Definition 12.2 Let \(\mathcal S_j\) be a \(\sigma\)-algebra of subsets of \(X_j\) for each \(j = 1,...,n\). Then the product \(\sigma\)-algebra \(\mathcal S_1 \otimes ...\otimes \mathcal S_n\) is defined as the smallest \(\sigma\)-algebra for which each coordinate function \(x_j\) is measurable.

It is easily seen that this agrees with the previous definition for \(n=2\) and that for each \(n \ge 2\), by induction on \(n\), \(\mathcal S_1 \otimes ...\otimes \mathcal S_n\) is the smallest \(\sigma\)-algebra of subsets of \(X\) containing all sets \(A_1\times ...\times A_n\) with \(A_j \in \mathcal S_j\) for each \(j = 1,...,n\).

Just as a function continuous for a product topology is called jointly continuous, a function measurable for a product \(\sigma\)-algebra will be called jointly measurable.

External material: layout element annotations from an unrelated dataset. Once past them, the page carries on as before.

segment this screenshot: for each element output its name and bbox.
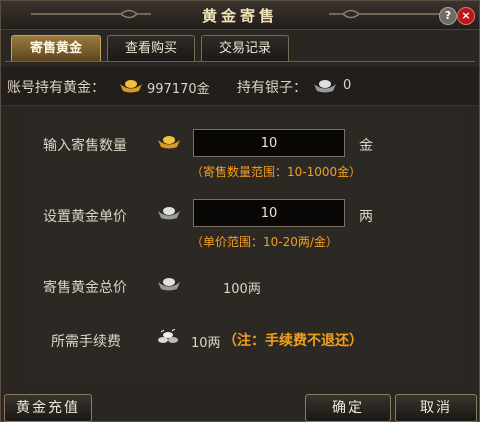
- unit-price-input[interactable]: [193, 199, 345, 227]
- price-unit: 两: [359, 209, 373, 225]
- help-button[interactable]: ?: [439, 7, 457, 25]
- account-silver-value: 0: [343, 78, 352, 93]
- account-gold-value: 997170金: [147, 82, 210, 97]
- account-silver-label: 持有银子：: [237, 80, 307, 96]
- quantity-input[interactable]: [193, 129, 345, 157]
- close-button[interactable]: ×: [457, 7, 475, 25]
- tab-underline: [5, 61, 475, 62]
- fee-non-refundable-note: （注：手续费不退还）: [223, 333, 363, 349]
- cancel-button[interactable]: 取消: [395, 394, 477, 422]
- tab-sell-gold[interactable]: 寄售黄金: [11, 35, 101, 61]
- account-info-bar: 账号持有黄金： 997170金 持有银子： 0: [1, 67, 479, 106]
- quantity-unit: 金: [359, 138, 373, 154]
- title-bar[interactable]: 黄金寄售 ? ×: [1, 1, 479, 30]
- fee-label: 所需手续费: [51, 334, 121, 350]
- tab-view-purchase[interactable]: 查看购买: [107, 35, 195, 61]
- price-label: 设置黄金单价: [43, 209, 127, 225]
- fee-value: 10两: [191, 336, 221, 351]
- tab-trade-records[interactable]: 交易记录: [201, 35, 289, 61]
- silver-ingot-icon: [158, 207, 180, 220]
- quantity-range-hint: （寄售数量范围：10-1000金）: [191, 165, 362, 179]
- silver-ingot-icon: [314, 80, 336, 93]
- gold-ingot-icon: [120, 80, 142, 93]
- gold-ingot-icon: [158, 136, 180, 149]
- confirm-button[interactable]: 确定: [305, 394, 391, 422]
- silver-pile-icon: [158, 329, 178, 343]
- price-range-hint: （单价范围：10-20两/金）: [191, 235, 338, 249]
- account-gold-label: 账号持有黄金：: [7, 80, 105, 96]
- gold-consignment-window: 黄金寄售 ? × 寄售黄金 查看购买 交易记录 账号持有黄金： 997170金 …: [0, 0, 480, 422]
- total-price-label: 寄售黄金总价: [43, 280, 127, 296]
- total-price-value: 100两: [223, 282, 261, 297]
- title-ornament-right-icon: [329, 9, 449, 19]
- recharge-gold-button[interactable]: 黄金充值: [4, 394, 92, 422]
- quantity-label: 输入寄售数量: [43, 138, 127, 154]
- silver-ingot-icon: [158, 278, 180, 291]
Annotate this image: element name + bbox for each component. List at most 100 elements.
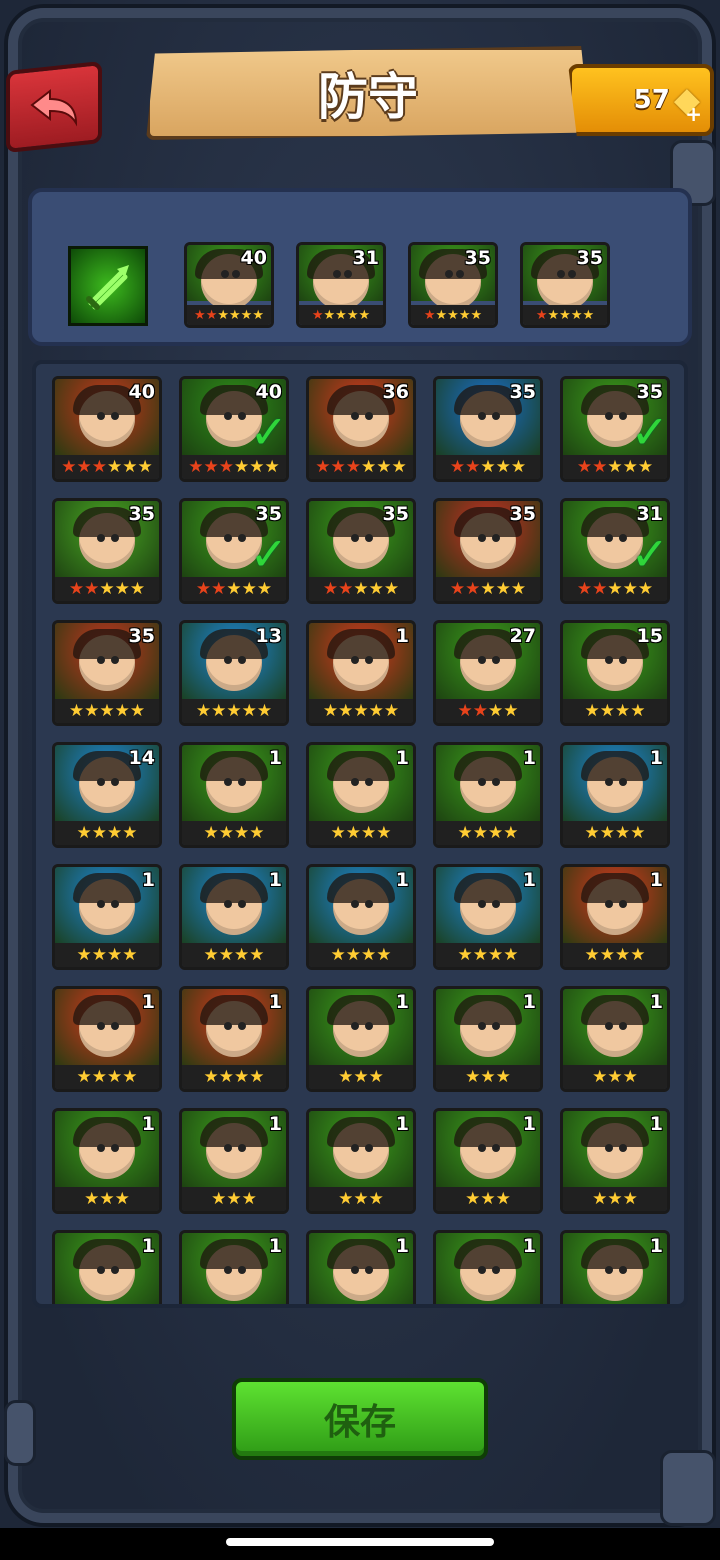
hero-hair [200, 1117, 268, 1148]
hero-stars: ★ ★ ★ ★ ★ ★ [187, 305, 271, 325]
formation-icon[interactable] [68, 246, 148, 326]
hero-hair [73, 995, 141, 1026]
hero-stars: ★ ★ ★ ★ ★ ★ [309, 455, 413, 479]
hero-stars: ★ ★ ★ ★ ★ [436, 577, 540, 601]
hero-level: 1 [141, 869, 155, 891]
hero-level: 1 [522, 869, 536, 891]
rock-decoration [4, 1400, 36, 1466]
hero-card[interactable]: 40 ★ ★ ★ ★ ★ ★ [52, 376, 162, 482]
hero-card[interactable]: 35 ★ ★ ★ ★ ★ [433, 376, 543, 482]
hero-level: 14 [128, 747, 155, 769]
hero-card[interactable]: 1 ★ ★ ★ ★ [433, 742, 543, 848]
team-slot[interactable]: 35 ★ ★ ★ ★ ★ [520, 242, 610, 328]
hero-card[interactable]: 1★★★ [306, 1108, 416, 1214]
hero-stars: ★ ★ ★ ★ [436, 943, 540, 967]
hero-card[interactable]: 1★★★ [52, 1108, 162, 1214]
hero-card[interactable]: 35 ★ ★ ★ ★ ★ ✓ [560, 376, 670, 482]
selected-check-icon: ✓ [630, 527, 669, 581]
hero-level: 1 [649, 991, 663, 1013]
hero-level: 35 [128, 625, 155, 647]
hero-level: 35 [576, 247, 603, 269]
hero-level: 1 [268, 869, 282, 891]
hero-card[interactable]: 1 ★★★ [560, 986, 670, 1092]
hero-level: 1 [395, 991, 409, 1013]
hero-hair [454, 751, 522, 782]
hero-card[interactable]: 1 ★ ★ ★ ★ [560, 864, 670, 970]
hero-roster[interactable]: 40 ★ ★ ★ ★ ★ ★ 40 ★ ★ ★ ★ ★ ★ ✓ 36 ★ ★ ★ ★ ★ ★ 35 ★ ★ ★ ★ ★ 35 ★ ★ ★ ★ ★ ✓… [32, 360, 688, 1308]
hero-card[interactable]: 1★★★ [560, 1108, 670, 1214]
hero-level: 27 [509, 625, 536, 647]
hero-level: 35 [636, 381, 663, 403]
hero-stars: ★ ★ ★ ★ [182, 821, 286, 845]
hero-card[interactable]: 1 ★ ★ ★ ★ [560, 742, 670, 848]
hero-card[interactable]: 1 ★ ★ ★ ★ [52, 986, 162, 1092]
page-title: 防守 [318, 68, 418, 126]
hero-card[interactable]: 13 ★ ★ ★ ★ ★ [179, 620, 289, 726]
hero-card[interactable]: 40 ★ ★ ★ ★ ★ ★ ✓ [179, 376, 289, 482]
team-slot[interactable]: 31 ★ ★ ★ ★ ★ [296, 242, 386, 328]
hero-eye [556, 269, 565, 278]
hero-stars: ★ ★ ★ [182, 1187, 286, 1211]
hero-card[interactable]: 27 ★ ★ ★ ★ [433, 620, 543, 726]
team-slot[interactable]: 35 ★ ★ ★ ★ ★ [408, 242, 498, 328]
hero-card[interactable]: 1 ★ ★ ★ ★ [179, 742, 289, 848]
crossed-swords-icon [86, 265, 129, 310]
hero-card[interactable]: 35 ★ ★ ★ ★ ★ ✓ [179, 498, 289, 604]
hero-card[interactable]: 31 ★ ★ ★ ★ ★ ✓ [560, 498, 670, 604]
gem-count: 57 [633, 85, 670, 115]
hero-card[interactable]: 1 ★★★ [306, 986, 416, 1092]
hero-level: 40 [240, 247, 267, 269]
hero-hair [327, 1117, 395, 1148]
hero-stars: ★ ★ ★ ★ ★ [436, 455, 540, 479]
hero-card[interactable]: 1★★★ [433, 986, 543, 1092]
team-slot[interactable]: 40 ★ ★ ★ ★ ★ ★ [184, 242, 274, 328]
hero-hair [581, 995, 649, 1026]
hero-level: 1 [395, 869, 409, 891]
hero-card[interactable]: 1 ★ ★ ★ ★ [433, 864, 543, 970]
save-button-label: 保存 [323, 1402, 396, 1443]
hero-level: 1 [649, 1235, 663, 1257]
hero-card[interactable]: 35 ★ ★ ★ ★ ★ [306, 498, 416, 604]
hero-level: 40 [128, 381, 155, 403]
hero-card[interactable]: 15 ★ ★ ★ ★ [560, 620, 670, 726]
hero-card[interactable]: 1★★★ [433, 1108, 543, 1214]
hero-card[interactable]: 36 ★ ★ ★ ★ ★ ★ [306, 376, 416, 482]
hero-level: 1 [268, 1113, 282, 1135]
hero-card[interactable]: 1★★★ [433, 1230, 543, 1304]
back-button[interactable] [6, 60, 102, 154]
hero-card[interactable]: 1 ★ ★ ★ ★ [179, 986, 289, 1092]
hero-card[interactable]: 35 ★ ★ ★ ★ ★ [52, 498, 162, 604]
hero-hair [327, 751, 395, 782]
hero-stars: ★ ★ ★ ★ ★ [309, 699, 413, 723]
hero-level: 35 [128, 503, 155, 525]
hero-card[interactable]: 1 ★ ★ ★ ★ [306, 864, 416, 970]
hero-eye [568, 269, 577, 278]
hero-stars: ★ ★ ★ [563, 1065, 667, 1089]
hero-stars: ★ ★ ★ ★ [55, 821, 159, 845]
hero-card[interactable]: 1★★★ [560, 1230, 670, 1304]
hero-card[interactable]: 1 ★ ★ ★ ★ ★ [306, 620, 416, 726]
hero-card[interactable]: 1 ★ ★ ★ ★ [179, 864, 289, 970]
hero-hair [581, 1239, 649, 1270]
hero-card[interactable]: 1★★★ [306, 1230, 416, 1304]
hero-card[interactable]: 35 ★ ★ ★ ★ ★ [433, 498, 543, 604]
hero-card[interactable]: 1 ★ ★ ★ ★ [52, 864, 162, 970]
back-arrow-icon [30, 88, 78, 127]
gem-counter[interactable]: 57 ◆ + [568, 64, 714, 136]
hero-card[interactable]: 1 ★★★ [179, 1108, 289, 1214]
hero-card[interactable]: 1★★★ [52, 1230, 162, 1304]
hero-eye [332, 269, 341, 278]
hero-card[interactable]: 1 ★ ★ ★ ★ [306, 742, 416, 848]
hero-card[interactable]: 14 ★ ★ ★ ★ [52, 742, 162, 848]
hero-card[interactable]: 1★★★ [179, 1230, 289, 1304]
hero-level: 31 [352, 247, 379, 269]
save-button[interactable]: 保存 [232, 1378, 488, 1460]
hero-card[interactable]: 35 ★ ★ ★ ★ ★ [52, 620, 162, 726]
hero-stars: ★ ★ ★ [309, 1065, 413, 1089]
home-indicator[interactable] [226, 1538, 494, 1546]
hero-hair [200, 995, 268, 1026]
plus-icon[interactable]: + [685, 102, 702, 126]
hero-level: 1 [395, 1235, 409, 1257]
hero-level: 35 [382, 503, 409, 525]
hero-hair [581, 751, 649, 782]
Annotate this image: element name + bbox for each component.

Theorem 12.6 Let \((X_j, \mathcal S_j, \mu_j)\) be \(\sigma\)-finite measure spaces for \(j=1,...,n\). Then there is a unique measure \(\mu\) on the product \(\sigma\)-algebra \(\mathcal S\) in \(X = X_1 \times \dots \times X_n\) such that for any \(A_j\in \mathcal S_j\) for \(j=1,...,n\), \(\mu(A_1\times \dots\times A_n) = \mu_1(A_1)\dots\mu_n (A_n)\) or 0 if any \(\mu_j(A_j)=0\), even if another is \(\infty\).

If \(f\) is nonnegative and jointly measurable on \(X\), or if \(f \in \mathcal L^1(X, \mathcal S, \mu)\), then \[ \int f\, d\mu = \idotsint f(x_1,\dots x_n)\, d\mu_1(x_1)\dots d\mu_n(x_n) \] where for \(f \in \mathcal L^1(X, \mathcal S, \mu)\), the iterated integral is defined recursively “from the outside” in the sense that for \(\mu_n\)-almost all \(x_n\), the iterated integral w.r.t the other variables is defined and finite, so that except on a set of \(\mu_{n-1}\) measure 0 (possibly depending on \(x_n\)) the iterated integral for the first \(n-2\) variables is defined and finite, and so on. The same holds if the integrations are done in any order.

Proof

The statement follows from Theorem 12.4 and Theorem 12.5 and induction on \(n\).

Example 12.5 The best-known example is the Lebesgue measure \(\lambda^n\) on \(\mathbb R^n\), which is a product with \(\mu_j = \text{Lebesgue measure } \lambda\) on \(\mathbb R\) for each \(j\).

Then \(\lambda\) is length, \(\lambda^2\) is area, \(\lambda^3\) is volume, and so forth.